Płytę wydano w przepięknym digipacku, który zawiera różnego rodzaju
informacje, spostrzeżenia muzyków na temat projektu, a także teksty i
bardzo dobre zdjęcia.
Kompozycja numer jeden to króciutkie intro kryjące się pod tytułem „Luna
nad Iglau”, czyli przecudowny wspomniany wcześniej organowy cytat z
„Iglau”, który płynnie przechodzi w „Největší z Pierotů”. W klimat
wprowadza wyrazista perkusja i klawisze rodem ze starych horrorów. Śpiew
Petra brzmi tu zupełnie inaczej niż w Století – momentami nawet
teatralnie (westchnięcia, itp.), ale nic dziwnego, skoro w warstwie
tekstowej utwór traktuje o „królu pantomimy”. Muzycznie jest bardzo
rockowo, z mnóstwem efektów klawiszowych, ale to wszystko ładnie i
przejrzyście opakowane.
„V rozvalinach” to preludium to najsmakowitszych fragmentów płyty.
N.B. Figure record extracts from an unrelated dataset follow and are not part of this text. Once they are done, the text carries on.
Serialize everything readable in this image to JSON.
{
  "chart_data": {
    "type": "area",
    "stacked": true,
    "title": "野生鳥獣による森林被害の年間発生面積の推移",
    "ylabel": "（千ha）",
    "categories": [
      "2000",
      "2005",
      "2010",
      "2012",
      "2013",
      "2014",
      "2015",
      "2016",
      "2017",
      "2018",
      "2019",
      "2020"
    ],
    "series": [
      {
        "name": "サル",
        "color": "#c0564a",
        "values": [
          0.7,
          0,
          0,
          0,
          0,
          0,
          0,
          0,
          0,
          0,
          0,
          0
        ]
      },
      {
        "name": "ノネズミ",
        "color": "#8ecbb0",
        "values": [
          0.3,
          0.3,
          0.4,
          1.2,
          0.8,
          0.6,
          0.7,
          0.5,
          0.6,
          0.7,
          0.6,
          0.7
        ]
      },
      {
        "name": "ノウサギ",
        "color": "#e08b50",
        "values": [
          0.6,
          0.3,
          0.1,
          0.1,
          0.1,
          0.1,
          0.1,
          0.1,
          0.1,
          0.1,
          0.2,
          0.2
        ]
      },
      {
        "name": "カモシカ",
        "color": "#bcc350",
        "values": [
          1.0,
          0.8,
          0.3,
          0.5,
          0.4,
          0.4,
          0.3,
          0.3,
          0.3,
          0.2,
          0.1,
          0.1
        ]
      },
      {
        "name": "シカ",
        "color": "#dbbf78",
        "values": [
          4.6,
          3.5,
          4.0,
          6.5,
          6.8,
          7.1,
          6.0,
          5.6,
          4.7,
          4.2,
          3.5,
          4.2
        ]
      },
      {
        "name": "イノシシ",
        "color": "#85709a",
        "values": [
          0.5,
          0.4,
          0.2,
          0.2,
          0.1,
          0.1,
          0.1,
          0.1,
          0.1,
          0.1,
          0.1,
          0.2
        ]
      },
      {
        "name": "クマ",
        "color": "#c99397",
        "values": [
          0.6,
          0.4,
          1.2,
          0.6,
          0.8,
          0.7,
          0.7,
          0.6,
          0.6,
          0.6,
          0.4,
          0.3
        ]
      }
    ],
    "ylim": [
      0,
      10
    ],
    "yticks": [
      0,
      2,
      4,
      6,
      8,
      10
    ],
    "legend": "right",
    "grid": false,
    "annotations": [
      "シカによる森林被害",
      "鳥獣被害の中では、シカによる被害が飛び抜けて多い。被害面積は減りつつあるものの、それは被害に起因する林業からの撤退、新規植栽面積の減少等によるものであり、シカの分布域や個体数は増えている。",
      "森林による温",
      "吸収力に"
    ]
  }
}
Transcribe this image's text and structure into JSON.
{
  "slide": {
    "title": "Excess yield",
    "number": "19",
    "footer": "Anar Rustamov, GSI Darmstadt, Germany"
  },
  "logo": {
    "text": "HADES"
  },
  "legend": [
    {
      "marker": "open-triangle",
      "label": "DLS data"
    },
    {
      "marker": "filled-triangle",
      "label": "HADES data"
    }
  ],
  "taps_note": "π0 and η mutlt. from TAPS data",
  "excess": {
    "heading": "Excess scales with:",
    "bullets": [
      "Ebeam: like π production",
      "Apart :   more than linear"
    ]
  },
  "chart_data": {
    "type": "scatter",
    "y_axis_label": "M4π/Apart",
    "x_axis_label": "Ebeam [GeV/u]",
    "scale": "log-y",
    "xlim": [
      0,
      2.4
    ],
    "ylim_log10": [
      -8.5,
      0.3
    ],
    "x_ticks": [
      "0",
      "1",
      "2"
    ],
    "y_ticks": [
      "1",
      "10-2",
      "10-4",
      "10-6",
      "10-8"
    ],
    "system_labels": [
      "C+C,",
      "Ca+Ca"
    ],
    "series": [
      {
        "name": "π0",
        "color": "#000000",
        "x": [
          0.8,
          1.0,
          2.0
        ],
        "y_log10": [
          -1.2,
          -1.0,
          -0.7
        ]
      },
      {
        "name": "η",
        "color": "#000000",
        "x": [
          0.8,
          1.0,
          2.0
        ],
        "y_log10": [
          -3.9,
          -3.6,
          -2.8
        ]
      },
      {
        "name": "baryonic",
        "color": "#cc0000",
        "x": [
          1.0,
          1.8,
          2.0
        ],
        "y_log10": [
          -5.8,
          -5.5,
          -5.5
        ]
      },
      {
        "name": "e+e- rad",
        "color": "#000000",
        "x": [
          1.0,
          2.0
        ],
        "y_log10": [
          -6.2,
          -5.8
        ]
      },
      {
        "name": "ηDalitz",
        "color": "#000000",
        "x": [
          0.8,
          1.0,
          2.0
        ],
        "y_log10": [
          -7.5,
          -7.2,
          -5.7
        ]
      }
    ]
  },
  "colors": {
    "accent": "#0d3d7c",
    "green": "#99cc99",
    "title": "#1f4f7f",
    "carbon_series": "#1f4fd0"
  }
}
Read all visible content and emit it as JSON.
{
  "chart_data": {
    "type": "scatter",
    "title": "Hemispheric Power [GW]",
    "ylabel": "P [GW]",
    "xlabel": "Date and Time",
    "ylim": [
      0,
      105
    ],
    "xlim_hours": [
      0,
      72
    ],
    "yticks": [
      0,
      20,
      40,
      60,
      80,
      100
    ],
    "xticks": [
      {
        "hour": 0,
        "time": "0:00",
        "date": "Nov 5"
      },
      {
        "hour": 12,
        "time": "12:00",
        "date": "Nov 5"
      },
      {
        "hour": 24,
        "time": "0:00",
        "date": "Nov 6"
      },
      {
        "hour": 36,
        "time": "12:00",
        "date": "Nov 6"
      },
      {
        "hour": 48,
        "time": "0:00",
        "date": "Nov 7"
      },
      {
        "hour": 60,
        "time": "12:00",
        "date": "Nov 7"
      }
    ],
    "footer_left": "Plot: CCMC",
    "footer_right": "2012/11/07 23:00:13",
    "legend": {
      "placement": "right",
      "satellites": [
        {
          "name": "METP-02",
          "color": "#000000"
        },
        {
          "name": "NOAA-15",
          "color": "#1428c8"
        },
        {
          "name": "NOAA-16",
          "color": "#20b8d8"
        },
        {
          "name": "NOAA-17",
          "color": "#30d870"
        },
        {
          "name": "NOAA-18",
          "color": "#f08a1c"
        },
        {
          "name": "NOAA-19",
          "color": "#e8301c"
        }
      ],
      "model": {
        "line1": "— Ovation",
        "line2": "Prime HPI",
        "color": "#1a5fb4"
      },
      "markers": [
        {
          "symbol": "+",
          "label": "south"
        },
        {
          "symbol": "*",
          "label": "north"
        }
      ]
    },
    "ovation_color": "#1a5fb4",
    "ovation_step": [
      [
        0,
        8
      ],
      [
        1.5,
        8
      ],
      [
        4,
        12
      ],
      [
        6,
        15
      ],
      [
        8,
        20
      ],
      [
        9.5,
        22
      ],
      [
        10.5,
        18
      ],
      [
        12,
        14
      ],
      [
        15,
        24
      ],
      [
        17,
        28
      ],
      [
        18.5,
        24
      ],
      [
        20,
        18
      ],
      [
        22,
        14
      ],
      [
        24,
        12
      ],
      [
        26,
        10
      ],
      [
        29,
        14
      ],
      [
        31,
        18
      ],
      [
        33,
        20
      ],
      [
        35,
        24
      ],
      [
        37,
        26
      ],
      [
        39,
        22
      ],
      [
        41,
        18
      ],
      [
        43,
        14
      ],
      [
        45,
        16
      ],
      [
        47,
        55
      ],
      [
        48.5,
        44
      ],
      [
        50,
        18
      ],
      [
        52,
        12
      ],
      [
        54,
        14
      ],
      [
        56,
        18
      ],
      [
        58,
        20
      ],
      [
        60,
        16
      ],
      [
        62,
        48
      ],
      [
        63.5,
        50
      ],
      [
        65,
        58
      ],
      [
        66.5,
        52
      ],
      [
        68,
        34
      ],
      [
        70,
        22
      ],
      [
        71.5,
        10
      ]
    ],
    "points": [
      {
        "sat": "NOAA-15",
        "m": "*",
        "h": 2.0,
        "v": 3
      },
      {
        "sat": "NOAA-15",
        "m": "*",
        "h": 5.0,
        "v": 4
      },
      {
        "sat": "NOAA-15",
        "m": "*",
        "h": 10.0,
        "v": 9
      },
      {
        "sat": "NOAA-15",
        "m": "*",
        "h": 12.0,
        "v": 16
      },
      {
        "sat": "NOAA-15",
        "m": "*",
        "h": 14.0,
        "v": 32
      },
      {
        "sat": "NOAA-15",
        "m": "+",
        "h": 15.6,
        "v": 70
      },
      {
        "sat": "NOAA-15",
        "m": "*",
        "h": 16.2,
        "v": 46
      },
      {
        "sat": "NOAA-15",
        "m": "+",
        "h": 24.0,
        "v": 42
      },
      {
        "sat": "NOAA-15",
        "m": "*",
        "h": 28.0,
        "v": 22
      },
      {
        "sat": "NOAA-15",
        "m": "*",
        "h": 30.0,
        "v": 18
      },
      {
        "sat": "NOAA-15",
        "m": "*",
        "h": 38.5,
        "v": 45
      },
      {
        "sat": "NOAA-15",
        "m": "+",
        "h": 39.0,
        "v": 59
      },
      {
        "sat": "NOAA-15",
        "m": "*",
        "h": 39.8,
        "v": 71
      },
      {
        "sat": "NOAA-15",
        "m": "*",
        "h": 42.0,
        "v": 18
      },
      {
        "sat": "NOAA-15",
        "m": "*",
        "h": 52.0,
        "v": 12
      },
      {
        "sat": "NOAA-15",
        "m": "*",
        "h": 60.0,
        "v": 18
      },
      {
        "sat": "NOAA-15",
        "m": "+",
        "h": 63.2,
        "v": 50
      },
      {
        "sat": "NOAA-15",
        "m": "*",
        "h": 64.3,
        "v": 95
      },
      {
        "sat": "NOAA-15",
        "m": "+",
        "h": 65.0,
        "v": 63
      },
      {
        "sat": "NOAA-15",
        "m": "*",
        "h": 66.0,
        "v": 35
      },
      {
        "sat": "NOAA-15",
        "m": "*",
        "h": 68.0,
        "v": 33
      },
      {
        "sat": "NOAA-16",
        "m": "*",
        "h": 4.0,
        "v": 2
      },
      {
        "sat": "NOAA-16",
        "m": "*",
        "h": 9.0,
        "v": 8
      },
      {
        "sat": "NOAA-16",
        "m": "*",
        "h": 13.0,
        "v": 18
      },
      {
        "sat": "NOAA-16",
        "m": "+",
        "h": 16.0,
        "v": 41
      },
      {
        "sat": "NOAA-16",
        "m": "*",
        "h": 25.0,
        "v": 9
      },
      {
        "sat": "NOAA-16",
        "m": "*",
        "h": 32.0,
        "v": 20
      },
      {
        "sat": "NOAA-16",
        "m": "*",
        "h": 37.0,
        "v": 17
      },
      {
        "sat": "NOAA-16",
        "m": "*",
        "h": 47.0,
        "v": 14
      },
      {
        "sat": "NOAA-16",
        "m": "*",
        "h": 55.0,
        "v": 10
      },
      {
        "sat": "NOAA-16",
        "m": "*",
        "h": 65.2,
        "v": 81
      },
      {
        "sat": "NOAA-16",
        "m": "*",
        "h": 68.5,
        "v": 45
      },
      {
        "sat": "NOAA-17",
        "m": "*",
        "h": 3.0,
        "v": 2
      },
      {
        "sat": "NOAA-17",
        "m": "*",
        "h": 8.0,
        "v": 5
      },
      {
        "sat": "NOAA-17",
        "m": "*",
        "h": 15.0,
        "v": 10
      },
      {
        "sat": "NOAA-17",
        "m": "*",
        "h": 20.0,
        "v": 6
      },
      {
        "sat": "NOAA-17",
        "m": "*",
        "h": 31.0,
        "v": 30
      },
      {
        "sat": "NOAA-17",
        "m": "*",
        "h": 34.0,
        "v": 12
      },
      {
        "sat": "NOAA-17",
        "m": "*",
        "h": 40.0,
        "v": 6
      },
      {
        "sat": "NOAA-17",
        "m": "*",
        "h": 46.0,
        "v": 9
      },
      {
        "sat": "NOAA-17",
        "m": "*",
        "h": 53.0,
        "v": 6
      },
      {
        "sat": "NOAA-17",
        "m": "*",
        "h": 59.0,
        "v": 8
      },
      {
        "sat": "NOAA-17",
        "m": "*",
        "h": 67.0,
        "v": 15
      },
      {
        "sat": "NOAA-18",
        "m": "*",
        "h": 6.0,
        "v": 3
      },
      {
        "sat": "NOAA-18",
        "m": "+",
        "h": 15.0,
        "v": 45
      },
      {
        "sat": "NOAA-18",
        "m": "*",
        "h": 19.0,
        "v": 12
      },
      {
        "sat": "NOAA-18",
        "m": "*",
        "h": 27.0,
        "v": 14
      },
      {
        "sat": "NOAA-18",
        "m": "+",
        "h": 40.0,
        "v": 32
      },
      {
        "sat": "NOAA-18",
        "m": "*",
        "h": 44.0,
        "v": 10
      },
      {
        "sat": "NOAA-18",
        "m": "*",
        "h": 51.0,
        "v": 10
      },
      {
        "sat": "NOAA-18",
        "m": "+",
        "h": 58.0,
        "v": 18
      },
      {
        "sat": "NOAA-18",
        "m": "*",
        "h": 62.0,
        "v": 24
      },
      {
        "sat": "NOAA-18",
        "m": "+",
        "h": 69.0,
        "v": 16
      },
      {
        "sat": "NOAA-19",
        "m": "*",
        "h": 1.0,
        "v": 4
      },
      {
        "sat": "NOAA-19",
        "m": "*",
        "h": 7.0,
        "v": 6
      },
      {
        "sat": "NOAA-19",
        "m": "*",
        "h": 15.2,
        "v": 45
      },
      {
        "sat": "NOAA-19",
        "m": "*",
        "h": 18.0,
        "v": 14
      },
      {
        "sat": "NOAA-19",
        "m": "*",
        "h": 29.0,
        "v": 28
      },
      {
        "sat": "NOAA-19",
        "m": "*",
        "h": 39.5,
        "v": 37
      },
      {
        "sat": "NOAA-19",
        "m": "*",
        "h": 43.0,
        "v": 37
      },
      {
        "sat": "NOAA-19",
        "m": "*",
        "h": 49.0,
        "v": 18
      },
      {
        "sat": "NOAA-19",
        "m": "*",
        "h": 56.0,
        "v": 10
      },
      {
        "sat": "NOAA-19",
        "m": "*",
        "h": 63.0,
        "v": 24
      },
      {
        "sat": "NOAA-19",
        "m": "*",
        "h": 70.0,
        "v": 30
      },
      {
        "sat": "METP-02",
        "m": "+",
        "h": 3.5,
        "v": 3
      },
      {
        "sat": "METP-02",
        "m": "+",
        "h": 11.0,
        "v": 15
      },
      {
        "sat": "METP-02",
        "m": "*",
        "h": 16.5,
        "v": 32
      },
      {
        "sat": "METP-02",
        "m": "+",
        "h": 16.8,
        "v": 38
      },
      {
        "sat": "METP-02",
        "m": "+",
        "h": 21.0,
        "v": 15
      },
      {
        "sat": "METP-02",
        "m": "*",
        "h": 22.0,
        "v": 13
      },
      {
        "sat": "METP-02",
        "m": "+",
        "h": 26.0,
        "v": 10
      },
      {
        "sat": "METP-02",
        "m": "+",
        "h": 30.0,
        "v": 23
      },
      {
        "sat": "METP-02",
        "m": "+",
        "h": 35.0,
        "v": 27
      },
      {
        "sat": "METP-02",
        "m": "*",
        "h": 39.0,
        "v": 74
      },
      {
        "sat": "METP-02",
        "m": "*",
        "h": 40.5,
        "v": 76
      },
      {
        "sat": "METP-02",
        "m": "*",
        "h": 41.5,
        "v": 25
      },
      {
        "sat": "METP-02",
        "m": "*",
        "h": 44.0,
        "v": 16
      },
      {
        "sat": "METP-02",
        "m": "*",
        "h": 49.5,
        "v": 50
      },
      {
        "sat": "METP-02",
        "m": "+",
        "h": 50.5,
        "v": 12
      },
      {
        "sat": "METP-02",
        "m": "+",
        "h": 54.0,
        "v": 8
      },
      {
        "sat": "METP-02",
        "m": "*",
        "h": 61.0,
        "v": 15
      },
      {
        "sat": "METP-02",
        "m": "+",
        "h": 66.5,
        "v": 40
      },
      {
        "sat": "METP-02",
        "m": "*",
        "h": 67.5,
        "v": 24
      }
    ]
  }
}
Tutaj
mamy początek grany na klawiszach imitujących dzwoneczki – i jakże
pięknie to brzmi! Wokalista śpiewa tu tą najbardziej ulubioną przez mnie
barwą: nisko, przeszywająco, niemal melancholijnie. Chwilę później
dołącza reszta zespołu i wszystko gra aż miło, zwłaszcza ten dudniący
bas. Gdzieś za chwilę przygrywają jesienne delikatne klawisze. Same
dobre rzeczy można także powiedzieć o gitarach, co najlepiej słychać
podczas solówki, która jeszcze bardziej rozpala jesienny klimat numeru. A
to dopiero zalążek tych najlepszych momentów albumu.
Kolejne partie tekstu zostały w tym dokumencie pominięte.